Our next stop brought us to the Levine Museum of the New South, where we met with President and CEO, Kathryn Hill and Kamille Bostick, Vice President of Education and Programs. We strode into Charlotte with snow under our feet and salt residue on Octavia (more than once, I slipped on the ice). But on seeing the warmth of the museum’s visitors during its Three Kings’ Day celebration, I was reminded why we took this journey. Kathryn, Kamille, and the entire staff are unafraid to experiment with ways of making their museum reach across community divides and speak to broadening demographics in their region. Their decision to host the Three Kings’ celebration was a direct response to Latinx community members’ suggestions on how to extend the conversations begun in the exhibition, Nuevolution! “Relevancy matters,” Kamille explained, “tell the stories of the people who walk through the door.”

This first museum visit set the tone for our trip and taught us about the power of museums’ being responsive to communities and to change. As we traveled, we met with museum professionals across many different kinds of institutions who overwhelmingly shared the following traits:
  • Commitment to finding different ways of problem-solving
  • Belief in the value of informal and formal assessment
  • Desire to reach children and youth through innovative and participatory projects 
  • Interest in increased community accountability
  • Awareness of the role of the training pipeline in expanding (or limiting) access to museum career possibilities 
Student exhibitions, The Museum School
Marion High School students in South Carolina talked with us about the value of critical thinking and personalized learning. I was struck by how keenly aware they were of social and economic inequality, and by their sharp assessment of how resource allocation shaped their lives. In Atlanta, at the Museum School of Avondale Estates, we met teachers incorporating STEAM education using museums as a model for inquiry. Students develop their own exhibitions and serve as docents to grownup visitors. 

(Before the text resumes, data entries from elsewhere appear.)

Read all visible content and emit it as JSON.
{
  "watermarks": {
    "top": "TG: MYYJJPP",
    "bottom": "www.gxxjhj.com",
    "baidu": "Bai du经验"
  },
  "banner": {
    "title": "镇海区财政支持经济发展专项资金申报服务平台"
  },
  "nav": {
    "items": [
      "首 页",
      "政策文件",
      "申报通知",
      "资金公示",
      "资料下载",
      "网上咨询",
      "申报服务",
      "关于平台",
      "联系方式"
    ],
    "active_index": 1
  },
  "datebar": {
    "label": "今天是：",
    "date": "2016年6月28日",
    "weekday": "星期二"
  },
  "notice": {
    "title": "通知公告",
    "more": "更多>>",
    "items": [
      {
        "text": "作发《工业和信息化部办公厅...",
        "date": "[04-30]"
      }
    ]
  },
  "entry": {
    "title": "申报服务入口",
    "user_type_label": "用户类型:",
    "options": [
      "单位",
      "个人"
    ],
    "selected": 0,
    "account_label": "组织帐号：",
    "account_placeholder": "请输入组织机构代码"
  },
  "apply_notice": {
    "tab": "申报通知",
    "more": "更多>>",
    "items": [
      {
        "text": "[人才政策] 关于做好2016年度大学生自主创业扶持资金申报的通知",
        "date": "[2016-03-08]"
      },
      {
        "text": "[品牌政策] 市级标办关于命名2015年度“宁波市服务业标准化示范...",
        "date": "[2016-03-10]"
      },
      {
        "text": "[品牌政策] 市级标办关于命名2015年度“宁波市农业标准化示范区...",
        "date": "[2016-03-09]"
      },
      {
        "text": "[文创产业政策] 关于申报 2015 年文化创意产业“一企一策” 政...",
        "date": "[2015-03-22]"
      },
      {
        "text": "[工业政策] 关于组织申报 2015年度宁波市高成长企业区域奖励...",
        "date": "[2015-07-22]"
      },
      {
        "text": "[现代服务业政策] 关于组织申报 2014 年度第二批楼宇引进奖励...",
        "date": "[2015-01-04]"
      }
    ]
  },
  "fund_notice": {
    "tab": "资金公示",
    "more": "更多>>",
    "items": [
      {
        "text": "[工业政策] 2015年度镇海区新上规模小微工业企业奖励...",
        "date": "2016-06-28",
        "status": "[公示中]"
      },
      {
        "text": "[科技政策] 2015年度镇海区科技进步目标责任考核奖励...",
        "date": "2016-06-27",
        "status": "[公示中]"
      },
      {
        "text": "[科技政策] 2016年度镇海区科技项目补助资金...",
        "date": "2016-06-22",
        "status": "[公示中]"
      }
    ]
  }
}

In Charleston, SC, we heard museum professionals from throughout the region reflect on the stakes of historical interpretation. In a city that boasts of being home to the oldest museum in the South (The Charleston Museum), museum workers across multiple functional areas talked passionately about how to incorporate the lives of residents whose histories have traditionally been omitted from the stories the area has told about itself. I also heard museum professionals speak hopefully about the futures they might create together.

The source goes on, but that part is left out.